A agenda das taxas de juros bancárias pode ser dividida em seis elementos: (i) administração de risco (inadimplência, execução de garantias, maior acesso à informação), (ii) tributação (IOF, CSLL e regras de cobrança tributária, se em regime de caixa ou competência), (iii) competição (que promove a eficiência e constrange margens de lucro), (iv) custo de captação de recursos, (v) custos operacionais e regulatórios e; (vi) modelos de negócios.

A medida apresentada pelo Banco Central altera o modelo de negócio dos bancos para o segmento específico do cheque especial. Essa medida não torna o sistema mais eficiente, tampouco reduz riscos ou custos de forma mais direta. Também não há espaço fiscal para discutir tributação. Esses temas ficaram mais para à frente. O principal efeito de promover mudança no modelo de negócios é redistribuir os custos do sistema que está sendo alvo da política entre os seus participantes.

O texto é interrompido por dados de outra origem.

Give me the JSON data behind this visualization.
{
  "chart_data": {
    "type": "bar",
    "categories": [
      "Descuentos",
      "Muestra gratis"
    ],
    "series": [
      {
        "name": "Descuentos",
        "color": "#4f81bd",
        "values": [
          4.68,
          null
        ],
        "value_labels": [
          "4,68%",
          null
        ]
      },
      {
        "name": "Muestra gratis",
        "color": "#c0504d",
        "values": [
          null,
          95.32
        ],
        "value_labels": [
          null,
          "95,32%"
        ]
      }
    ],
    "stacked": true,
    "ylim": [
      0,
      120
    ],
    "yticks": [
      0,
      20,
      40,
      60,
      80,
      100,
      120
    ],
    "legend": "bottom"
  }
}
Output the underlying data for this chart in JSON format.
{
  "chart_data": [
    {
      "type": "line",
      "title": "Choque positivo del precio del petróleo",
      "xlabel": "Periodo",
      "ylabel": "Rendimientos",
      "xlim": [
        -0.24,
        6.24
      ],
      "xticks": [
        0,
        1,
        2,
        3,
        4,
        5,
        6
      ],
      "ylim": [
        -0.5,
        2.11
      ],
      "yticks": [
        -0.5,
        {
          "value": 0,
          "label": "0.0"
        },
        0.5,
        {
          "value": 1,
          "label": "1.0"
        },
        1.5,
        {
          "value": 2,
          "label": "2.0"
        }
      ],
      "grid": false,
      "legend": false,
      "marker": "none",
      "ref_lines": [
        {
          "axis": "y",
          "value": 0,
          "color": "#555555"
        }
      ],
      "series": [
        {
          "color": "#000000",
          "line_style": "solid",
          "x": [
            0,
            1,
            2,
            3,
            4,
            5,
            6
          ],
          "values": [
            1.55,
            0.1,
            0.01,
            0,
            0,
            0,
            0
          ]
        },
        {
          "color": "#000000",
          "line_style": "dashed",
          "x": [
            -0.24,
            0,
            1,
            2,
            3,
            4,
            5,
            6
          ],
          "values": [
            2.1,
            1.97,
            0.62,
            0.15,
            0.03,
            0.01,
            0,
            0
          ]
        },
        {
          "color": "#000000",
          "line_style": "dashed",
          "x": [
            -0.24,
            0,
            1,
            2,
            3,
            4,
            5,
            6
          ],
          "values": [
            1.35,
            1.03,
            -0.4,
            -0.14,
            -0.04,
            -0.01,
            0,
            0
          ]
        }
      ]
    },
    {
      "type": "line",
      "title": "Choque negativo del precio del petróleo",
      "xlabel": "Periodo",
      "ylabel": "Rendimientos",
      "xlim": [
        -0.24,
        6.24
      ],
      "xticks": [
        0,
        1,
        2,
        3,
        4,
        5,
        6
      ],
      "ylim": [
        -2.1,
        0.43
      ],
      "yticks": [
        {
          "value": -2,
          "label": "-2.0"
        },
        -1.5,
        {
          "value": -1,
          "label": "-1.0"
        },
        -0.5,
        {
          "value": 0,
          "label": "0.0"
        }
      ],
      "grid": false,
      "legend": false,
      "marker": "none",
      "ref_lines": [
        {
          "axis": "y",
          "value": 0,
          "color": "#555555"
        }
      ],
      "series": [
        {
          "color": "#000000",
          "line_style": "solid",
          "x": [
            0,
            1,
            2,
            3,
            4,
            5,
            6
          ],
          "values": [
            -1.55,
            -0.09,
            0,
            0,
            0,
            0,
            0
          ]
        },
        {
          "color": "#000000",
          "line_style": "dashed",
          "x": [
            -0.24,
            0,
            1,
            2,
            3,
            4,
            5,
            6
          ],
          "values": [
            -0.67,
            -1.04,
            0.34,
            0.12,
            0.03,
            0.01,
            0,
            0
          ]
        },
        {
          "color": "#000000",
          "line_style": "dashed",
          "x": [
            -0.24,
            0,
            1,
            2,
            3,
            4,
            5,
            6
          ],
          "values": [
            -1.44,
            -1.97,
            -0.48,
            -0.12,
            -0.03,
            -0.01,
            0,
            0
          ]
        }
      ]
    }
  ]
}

Ao introduzir um teto sobre as taxas de juros e isentar os limites da tarifação para contas com limites inferiores a R$ 500,00, o BC tenta tornar o sistema um pouco mais progressivo e menos absurdo. Mas como há muitas questões em aberto que ainda precisam ser avaliadas ou explicadas, é possível que os efeitos colaterais se mostrem mais relevantes do que inicialmente imaginados. A prudência recomenda acompanhar essa medida bem de perto.


As opiniões expressas neste artigo são de responsabilidade exclusiva do autor, não refletindo necessariamente a opinião institucional da FGV. 

[1] Ferrari, A., Masetti, O., Ren, J. (2018). Interest rate caps: the theory and the practice. Policy Research Working Group, 8.398. World Bank.

[3] Staten, M. (2008). The Impact of Credit Price and Term Regulations on Credit Supply. Joint Center for Housing Studies. Harvard University.